As the Trump Turns: The Attacker has Become the Attacked

It’s long been observed (and recently much more eloquently than I could explain it) that Trump is a sort of champion of Americans who are upset by and weary of the direction the United States has been going.  Specifically, many rural white folks and working class people (much of my family falls into these categories) for whom economic circumstances haven’t been nearly so pleasant as progressive claims about the immensity of their white privilege might suggest.

They need someone to express their legitimate concerns and even their not-so-legitimate concerns about Hillary Clinton as a candidate for President.  And Donald J. Trump is the consummate attack dog, going after Hillary Clinton with a will in all three of the Presidential debates.  He was so successful in prosecuting the case against Hillary Clinton that his supporters are often convinced (just as Trump says) that the polling data is rigged against him and that in reality he’s winning.
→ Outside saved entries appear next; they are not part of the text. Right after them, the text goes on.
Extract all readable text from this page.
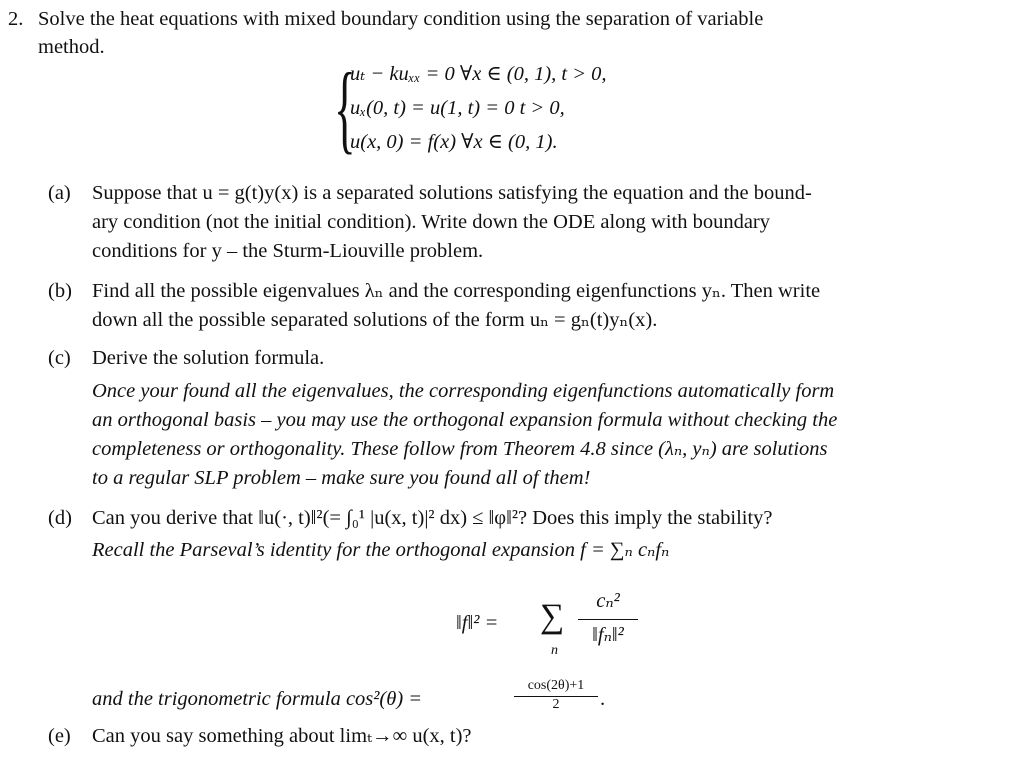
2. Solve the heat equations with mixed boundary condition using the separation of variable
method.
{
uₜ − kuₓₓ = 0 ∀x ∈ (0, 1), t > 0,
uₓ(0, t) = u(1, t) = 0 t > 0,
u(x, 0) = f(x) ∀x ∈ (0, 1).
(a) Suppose that u = g(t)y(x) is a separated solutions satisfying the equation and the bound-
ary condition (not the initial condition). Write down the ODE along with boundary
conditions for y – the Sturm-Liouville problem.
(b) Find all the possible eigenvalues λₙ and the corresponding eigenfunctions yₙ. Then write
down all the possible separated solutions of the form uₙ = gₙ(t)yₙ(x).
(c) Derive the solution formula.
Once your found all the eigenvalues, the corresponding eigenfunctions automatically form
an orthogonal basis – you may use the orthogonal expansion formula without checking the
completeness or orthogonality. These follow from Theorem 4.8 since (λₙ, yₙ) are solutions
to a regular SLP problem – make sure you found all of them!
(d) Can you derive that ‖u(·, t)‖²(= ∫₀¹ |u(x, t)|² dx) ≤ ‖φ‖²? Does this imply the stability?
Recall the Parseval’s identity for the orthogonal expansion f = ∑ₙ cₙfₙ
‖f‖² = ∑
n
cₙ²
‖fₙ‖²
and the trigonometric formula cos²(θ) =
cos(2θ)+1
2	.
(e) Can you say something about limₜ→∞ u(x, t)?
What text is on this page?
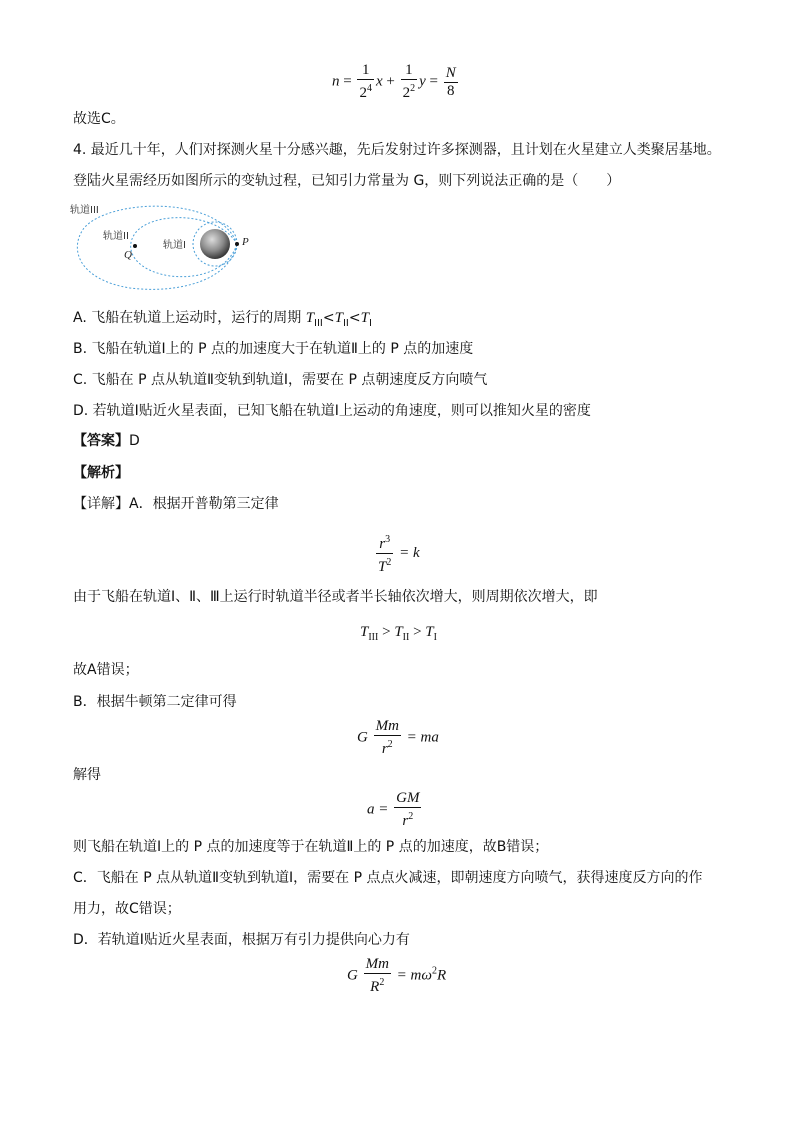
$n = \frac{1}{2^4}$ $x + \frac{1}{2^2}$ $y = \frac{N}{8}$
故选C。
4. 最近几十年，人们对探测火星十分感兴趣，先后发射过许多探测器，且计划在火星建立人类聚居基地。
登陆火星需经历如图所示的变轨过程，已知引力常量为 G，则下列说法正确的是（　　）
轨道III
轨道II
轨道I
Q
P
A. 飞船在轨道上运动时，运行的周期 $T_{III}<T_{II}<T_I$
B. 飞船在轨道Ⅰ上的 P 点的加速度大于在轨道Ⅱ上的 P 点的加速度
C. 飞船在 P 点从轨道Ⅱ变轨到轨道Ⅰ，需要在 P 点朝速度反方向喷气
D. 若轨道Ⅰ贴近火星表面，已知飞船在轨道Ⅰ上运动的角速度，则可以推知火星的密度
【答案】D
【解析】
【详解】A．根据开普勒第三定律
$\frac{r^3}{T^2} = k$
由于飞船在轨道Ⅰ、Ⅱ、Ⅲ上运行时轨道半径或者半长轴依次增大，则周期依次增大，即
$T_{III} > T_{II} > T_I$
故A错误；
B．根据牛顿第二定律可得
G $\frac{Mm}{r^2}$ = ma
解得
$a = \frac{GM}{r^2}$
则飞船在轨道Ⅰ上的 P 点的加速度等于在轨道Ⅱ上的 P 点的加速度，故B错误；
C．飞船在 P 点从轨道Ⅱ变轨到轨道Ⅰ，需要在 P 点点火减速，即朝速度方向喷气，获得速度反方向的作
用力，故C错误；
D．若轨道Ⅰ贴近火星表面，根据万有引力提供向心力有
G $\frac{Mm}{R^2} = m\omega^2R$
This is completely wrong, of course.  There’s no rigging worth the name, and the evidence show’s that he’s losing pretty badly.  Even moreso than Mitt Romney did.  But if you feel strongly enough to absolutely refuse to vote for Hillary Clinton (and I do too), then this might not make any sense to you.  How could the great attack dog Trump fail to convince a majority of people when he’s convinced his supporters?
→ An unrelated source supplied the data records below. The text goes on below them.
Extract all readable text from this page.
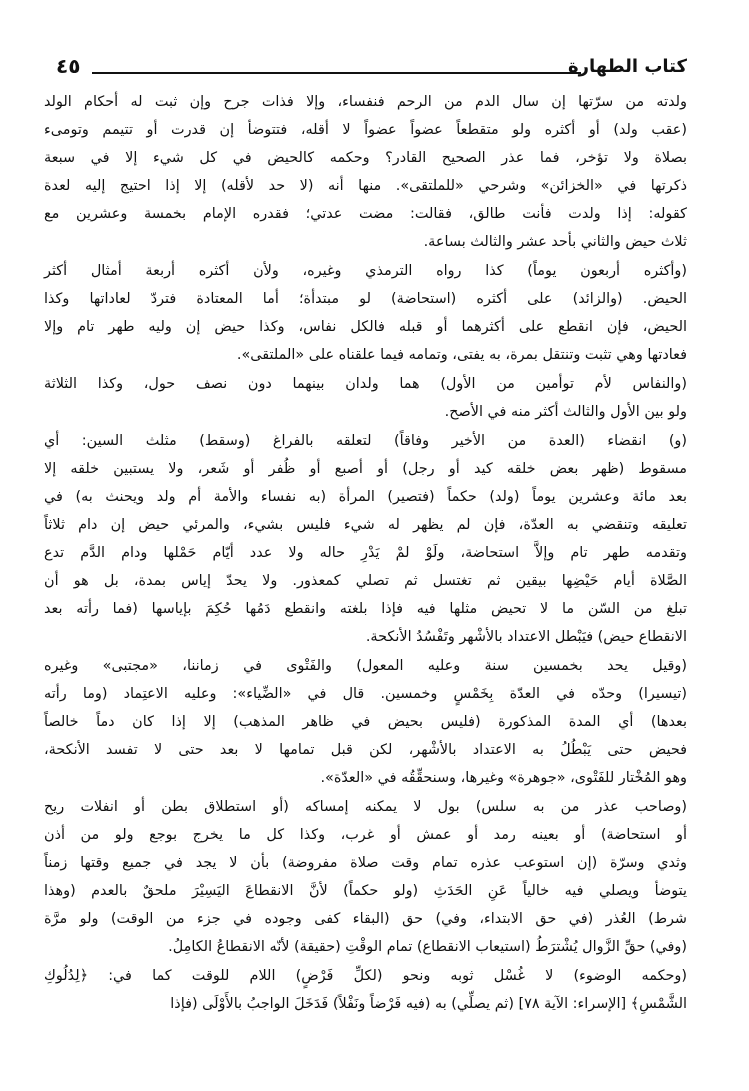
كتاب الطهارة
٤٥
ولدته من سرّتها إن سال الدم من الرحم فنفساء، وإلا فذات جرح وإن ثبت له أحكام الولد
(عقب ولد) أو أكثره ولو متقطعاً عضواً عضواً لا أقله، فتتوضأ إن قدرت أو تتيمم وتومىء
بصلاة ولا تؤخر، فما عذر الصحيح القادر؟ وحكمه كالحيض في كل شيء إلا في سبعة
ذكرتها في «الخزائن» وشرحي «للملتقى». منها أنه (لا حد لأقله) إلا إذا احتيج إليه لعدة
كقوله: إذا ولدت فأنت طالق، فقالت: مضت عدتي؛ فقدره الإمام بخمسة وعشرين مع
ثلاث حيض والثاني بأحد عشر والثالث بساعة.
(وأكثره أربعون يوماً) كذا رواه الترمذي وغيره، ولأن أكثره أربعة أمثال أكثر
الحيض. (والزائد) على أكثره (استحاضة) لو مبتدأة؛ أما المعتادة فتردّ لعاداتها وكذا
الحيض، فإن انقطع على أكثرهما أو قبله فالكل نفاس، وكذا حيض إن وليه طهر تام وإلا
فعادتها وهي تثبت وتنتقل بمرة، به يفتى، وتمامه فيما علقناه على «الملتقى».
(والنفاس لأم توأمين من الأول) هما ولدان بينهما دون نصف حول، وكذا الثلاثة
ولو بين الأول والثالث أكثر منه في الأصح.
(و) انقضاء (العدة من الأخير وفاقاً) لتعلقه بالفراغ (وسقط) مثلث السين: أي
مسقوط (ظهر بعض خلقه كيد أو رجل) أو أصبع أو ظُفر أو شَعر، ولا يستبين خلقه إلا
بعد مائة وعشرين يوماً (ولد) حكماً (فتصير) المرأة (به نفساء والأمة أم ولد ويحنث به) في
تعليقه وتنقضي به العدّة، فإن لم يظهر له شيء فليس بشيء، والمرئي حيض إن دام ثلاثاً
وتقدمه طهر تام وإلاَّ استحاضة، ولَوْ لمْ يَدْرِ حاله ولا عدد أيّام حَمْلها ودام الدَّم تدع
الصَّلاة أيام حَيْضِها بيقين ثم تغتسل ثم تصلي كمعذور. ولا يحدّ إياس بمدة، بل هو أن
تبلغ من السّن ما لا تحيض مثلها فيه فإذا بلغته وانقطع دَمُها حُكِمَ بإياسها (فما رأته بعد
الانقطاع حيض) فيَبْطل الاعتداد بالأشْهر وتَفْسُدُ الأنكحة.
(وقيل يحد بخمسين سنة وعليه المعول) والفَتْوى في زماننا، «مجتبى» وغيره
(تيسيرا) وحدّه في العدّة بِخَمْسٍ وخمسين. قال في «الضِّياء»: وعليه الاعتِماد (وما رأته
بعدها) أي المدة المذكورة (فليس بحيض في ظاهر المذهب) إلا إذا كان دماً خالصاً
فحيض حتى يَبْطُلُ به الاعتداد بالأشْهر، لكن قبل تمامها لا بعد حتى لا تفسد الأنكحة،
وهو المُخْتار للفَتْوى، «جوهرة» وغيرها، وسنحقِّقُه في «العدّة».
(وصاحب عذر من به سلس) بول لا يمكنه إمساكه (أو استطلاق بطن أو انفلات ريح
أو استحاضة) أو بعينه رمد أو عمش أو غرب، وكذا كل ما يخرج بوجع ولو من أذن
وثدي وسرّة (إن استوعب عذره تمام وقت صلاة مفروضة) بأن لا يجد في جميع وقتها زمناً
يتوضأ ويصلي فيه خالياً عَنِ الحَدَثِ (ولو حكماً) لأنَّ الانقطاعَ اليَسِيْرَ ملحقٌ بالعدم (وهذا
شرط) العُذر (في حق الابتداء، وفي) حق (البقاء كفى وجوده في جزء من الوقت) ولو مرَّة
(وفي) حقِّ الزَّوال يُشْترَطُ (استيعاب الانقطاع) تمام الوقْتِ (حقيقة) لأنّه الانقطاعُ الكامِلُ.
(وحكمه الوضوء) لا غُسْل ثوبه ونحو (لكلِّ فَرْضٍ) اللام للوقت كما في: ﴿لِدُلُوكِ
الشَّمْسِ﴾ [الإسراء: الآية ٧٨] (ثم يصلِّي) به (فيه فَرْضاً ونَفْلاً) فَدَخَلَ الواجبُ بالأَوْلَى (فإذا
Well, it may have to do with the fact that he’s been attacked himself.  Mostly by his own words.  The most effective attack dog against Donald J. Trump has been…Donald J. Trump.  One problem with being a person who can attack anyone (and also a person who can compliment anyone) is that it’s very easy to end up attacking someone you previously complimented.

For example, Trump has praised Hillary Clinton in the past for her work as Secretary of State.  More recently, he suggested that she was the worst SoS to ever have the job.  This attack might play well with those who are still outraged by the Benghazi incident, but it won’t play well with anyone who likes honesty and consistency.  Nor does it play well with Trump’s progressive opponents.

He’s not wrong to think that he’s being attacked frequently.  He’s been the target of many sneering attacks from progressives, serious critiques from progressives, and more serious and earnest critiques from conservatives.  These attacks have not infrequently been international in scope and incredibly caustic.

This is hardly unexpected.  When you attack people, they tend to respond with attacks on you.  And so the attacker has become the attacked, perpetuating the cycle of outrage with each new zinger that rouses his supporters.